Le populaire chanteur Dimash Koudaïbergen, 3,8 millions d’abonnés sur Instagram, a réclamé que les responsables de ce drame «purgent leur peine dans une prison sans chauffage» et paient ainsi pour les «larmes des mères restées dans la rue.»
Système datant de l’URSS
Face à la grogne sur les réseaux sociaux, le président Kassym-Jomart Tokaïev, qui a failli être renversé il y a près d’un an par des émeutes meurtrières, a limogé le gouverneur local et dépêché plusieurs hauts responsables sur place. Des radiateurs et des couvertures ont été envoyés des quatre coins du Kazakhstan. Et même au Kirghizstan voisin, où la situation énergétique n’est guère plus enviable, des fonds ont été collectés en soutien.
Cet épisode s’ajoute à une liste déjà longue d’accidents dans les infrastructures thermiques au Kazakhstan, un pays grand comme cinq fois la France. «La première fois, c’est un hasard, la deuxième une coïncidence et la troisième, la règle», déclare à l’AFP Jakyp Khaïrouchev, un ingénieur en électricité et dirigeant d’entreprise.

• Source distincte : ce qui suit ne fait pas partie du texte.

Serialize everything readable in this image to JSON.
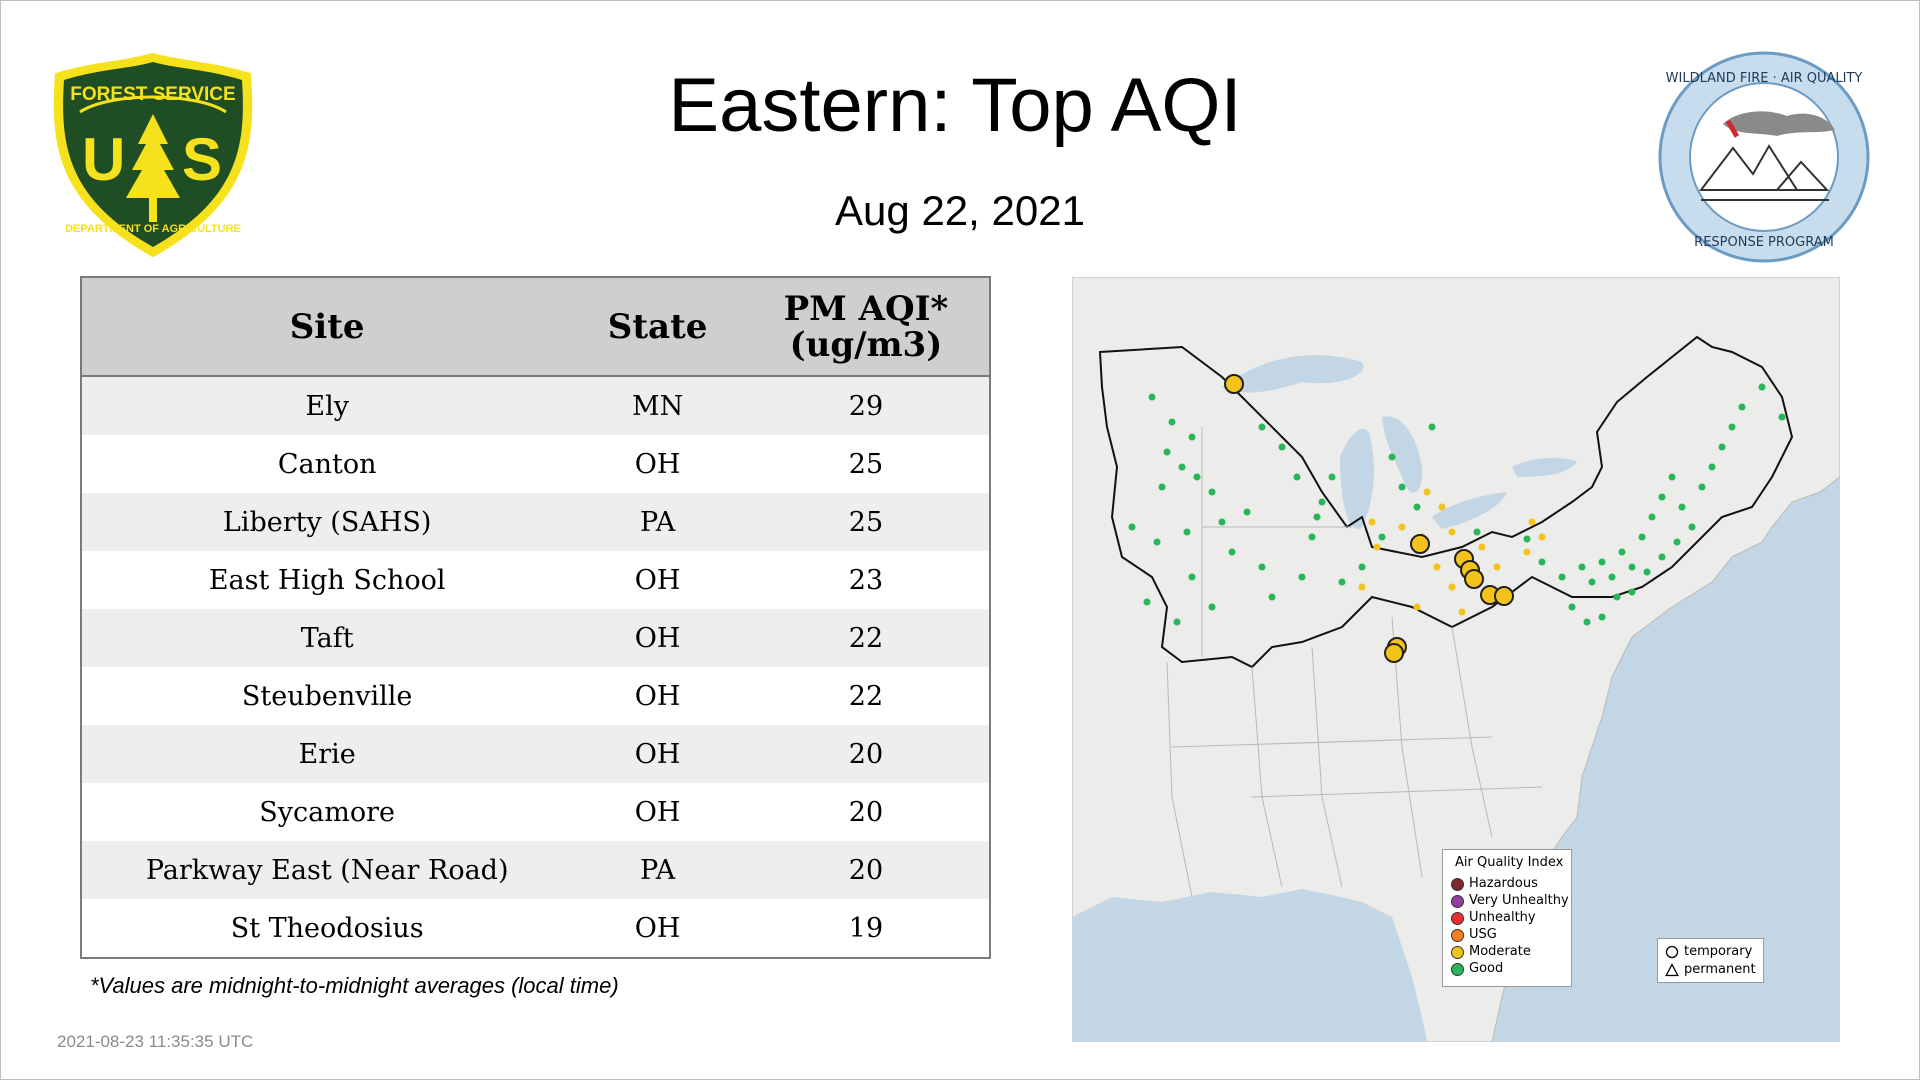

Hérité de l’Union soviétique, le système énergétique reste vétuste, malgré les investissements. Selon le gouvernement, l’âge moyen des centrales thermiques est de 61 ans, ce qui ramène à une époque où Nikita Khrouchtchev dirigeait l’URSS. Selon Jakyp Khaïrouchev, «plus de 1000 arrêts d’urgence de centrales thermiques ont eu lieu en 2022», représentant «près de 75’000 heures.»
Le président Tokaïev a à cet égard déploré que le Kazakhstan, riche en hydrocarbures, soit «l’un des pays les plus énergivores du monde» et doive importer de l’électricité, en particulier de Russie.
Impact des cryptomonnaies
Mais cette forte augmentation de la consommation énergétique aboutit à un cercle vicieux, car, pour la satisfaire, les usines doivent fonctionner à plein régime, ce qui augmente le risque d’accidents. Selon Jakyp Khaïrouchev, l’explosion ces dernières années au Kazakhstan du minage de cryptomonnaies, avec des ordinateurs très gourmands en énergie, a accentué la tension sur le système.
Contraint de réagir, Kassym-Jomart Tokaïev dit désormais envisager la nationalisation de certains actifs, 22 des 37 centrales thermiques appartenant au secteur privé. Et si le gouvernement s’est défaussé sur le propriétaire de la centrale d’Ekibastouz, l’oligarque Alexander Klebanov, le 15e homme le plus riche du Kazakhstan d’après «Forbes», celui-ci lui a renvoyé la balle.
Avec les moyens du bord
Alexander Klebanov a en effet assuré avoir «déjà alerté le gouvernement de la non-rentabilité de la centrale» et invoque «l’impossibilité d’augmenter les tarifs», ce qui est de la responsabilité du gouvernement. En attendant la construction de nouvelles centrales, notamment via des partenariats avec l’étranger, il n’y aura pas d’autre choix que de faire avec les moyens du bord pour passer l’hiver.